More gunshots, more shouts—the Court of Honor must be a mess.
Brin pointed away from the main entrance. “Shall we go out the rear?”
“Probably.” Neva considered returning to the storage room for her lamp, but the winter had opened enough holes in Machinery’s roof to let in a fair amount of predawn light, and she didn’t want to crunch back over dead insects again.
“What about Augie?”
“He could be anywhere, anyone, by now ...”
“Oh, I know, and he could have killed us. Easily.”
Neva bit her lip. In Derek’s case, Augie had certainly tried.
“But you heard what he said. About all those people, and your father ... and Kezzie.” The Irishwoman’s gaze was too intense to match for long; after a few seconds, Neva looked away.

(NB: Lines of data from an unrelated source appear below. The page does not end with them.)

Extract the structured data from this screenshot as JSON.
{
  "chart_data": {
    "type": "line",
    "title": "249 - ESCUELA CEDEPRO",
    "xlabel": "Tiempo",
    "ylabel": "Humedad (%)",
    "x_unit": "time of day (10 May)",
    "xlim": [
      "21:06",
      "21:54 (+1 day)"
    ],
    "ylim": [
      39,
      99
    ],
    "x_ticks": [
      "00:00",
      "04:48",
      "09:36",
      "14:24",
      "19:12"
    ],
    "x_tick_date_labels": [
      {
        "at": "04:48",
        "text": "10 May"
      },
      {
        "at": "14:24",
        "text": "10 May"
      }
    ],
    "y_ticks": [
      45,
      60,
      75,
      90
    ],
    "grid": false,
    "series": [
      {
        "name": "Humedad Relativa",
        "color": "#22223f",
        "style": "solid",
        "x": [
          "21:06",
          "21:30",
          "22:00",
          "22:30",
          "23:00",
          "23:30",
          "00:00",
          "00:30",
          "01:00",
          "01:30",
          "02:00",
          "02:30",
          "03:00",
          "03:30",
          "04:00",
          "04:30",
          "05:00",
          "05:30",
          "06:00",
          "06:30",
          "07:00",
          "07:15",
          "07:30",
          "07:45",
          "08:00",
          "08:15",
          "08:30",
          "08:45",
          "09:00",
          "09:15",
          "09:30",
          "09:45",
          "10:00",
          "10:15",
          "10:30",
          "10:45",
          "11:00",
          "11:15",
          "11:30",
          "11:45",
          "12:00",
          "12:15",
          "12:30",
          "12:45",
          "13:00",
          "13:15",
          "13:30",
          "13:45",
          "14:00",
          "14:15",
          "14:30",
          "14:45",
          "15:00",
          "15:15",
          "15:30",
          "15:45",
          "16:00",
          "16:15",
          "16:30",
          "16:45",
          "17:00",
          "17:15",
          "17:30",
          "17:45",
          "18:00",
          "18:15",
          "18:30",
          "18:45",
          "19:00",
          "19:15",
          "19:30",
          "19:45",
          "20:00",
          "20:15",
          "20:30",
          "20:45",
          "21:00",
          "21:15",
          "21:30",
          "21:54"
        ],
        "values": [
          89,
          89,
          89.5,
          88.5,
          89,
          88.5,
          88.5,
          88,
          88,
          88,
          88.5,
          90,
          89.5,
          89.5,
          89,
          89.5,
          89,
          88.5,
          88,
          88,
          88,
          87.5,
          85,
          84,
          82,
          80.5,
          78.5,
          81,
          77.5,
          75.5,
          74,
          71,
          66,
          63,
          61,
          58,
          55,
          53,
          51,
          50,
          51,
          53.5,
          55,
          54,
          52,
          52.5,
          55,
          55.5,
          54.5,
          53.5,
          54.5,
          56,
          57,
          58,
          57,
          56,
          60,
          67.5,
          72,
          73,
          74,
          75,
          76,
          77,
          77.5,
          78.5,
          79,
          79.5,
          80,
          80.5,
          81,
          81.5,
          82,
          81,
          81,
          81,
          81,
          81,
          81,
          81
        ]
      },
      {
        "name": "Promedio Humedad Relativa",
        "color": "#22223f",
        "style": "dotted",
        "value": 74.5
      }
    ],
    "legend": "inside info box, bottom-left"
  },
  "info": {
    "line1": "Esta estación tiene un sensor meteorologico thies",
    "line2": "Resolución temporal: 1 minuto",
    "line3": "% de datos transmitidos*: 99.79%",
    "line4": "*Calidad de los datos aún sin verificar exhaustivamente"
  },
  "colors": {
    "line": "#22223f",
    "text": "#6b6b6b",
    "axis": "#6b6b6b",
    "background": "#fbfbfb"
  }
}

Augie hadn’t touched her, even when she’d been helpless after Derek’s wild, indiscriminate shock. Did that mean anything? When weighed against all the rest? Perhaps not, but she wasn’t ready to abandon her other brother just yet. Not when they still had things to discuss.
Like how the necklace had reacted to him, as if springing a trap after dazzling him into taking the bait. While they’d carried Derek out, her ankle had rubbed against one of the shells—it had been half-resting on, half-buried by a mound of (mostly still) insects. The brief contact had made her feel ... nothing. No loosening in her body, no amplification of her ability; just the exoskeleton of a long-dead snail. Nothing remained of the force that had nearly ended Augie.
The shell in her pocket still called to her, however, the one that had broken from the necklace when Derek used it to put down Kam. She withdrew the cowry and held it up to the light.
“Did you make them do that?” asked Brin. “Tightening on him?”
“No.” Neva turned the shell over in her hand. It hadn’t been part of the assault on Augie. Was that why it hadn’t spent its power? “I think we misunderstood the necklace’s purpose. It’s a talisman against bad vodun. Evil spirits,” she clarified when Brin cocked her head. “In their true form, and not some unknowing guise. That must be why it didn’t act before ... We heard the necklace tore a Dahomey clan apart, but maybe they made it to save themselves. Crazy as that sounds.”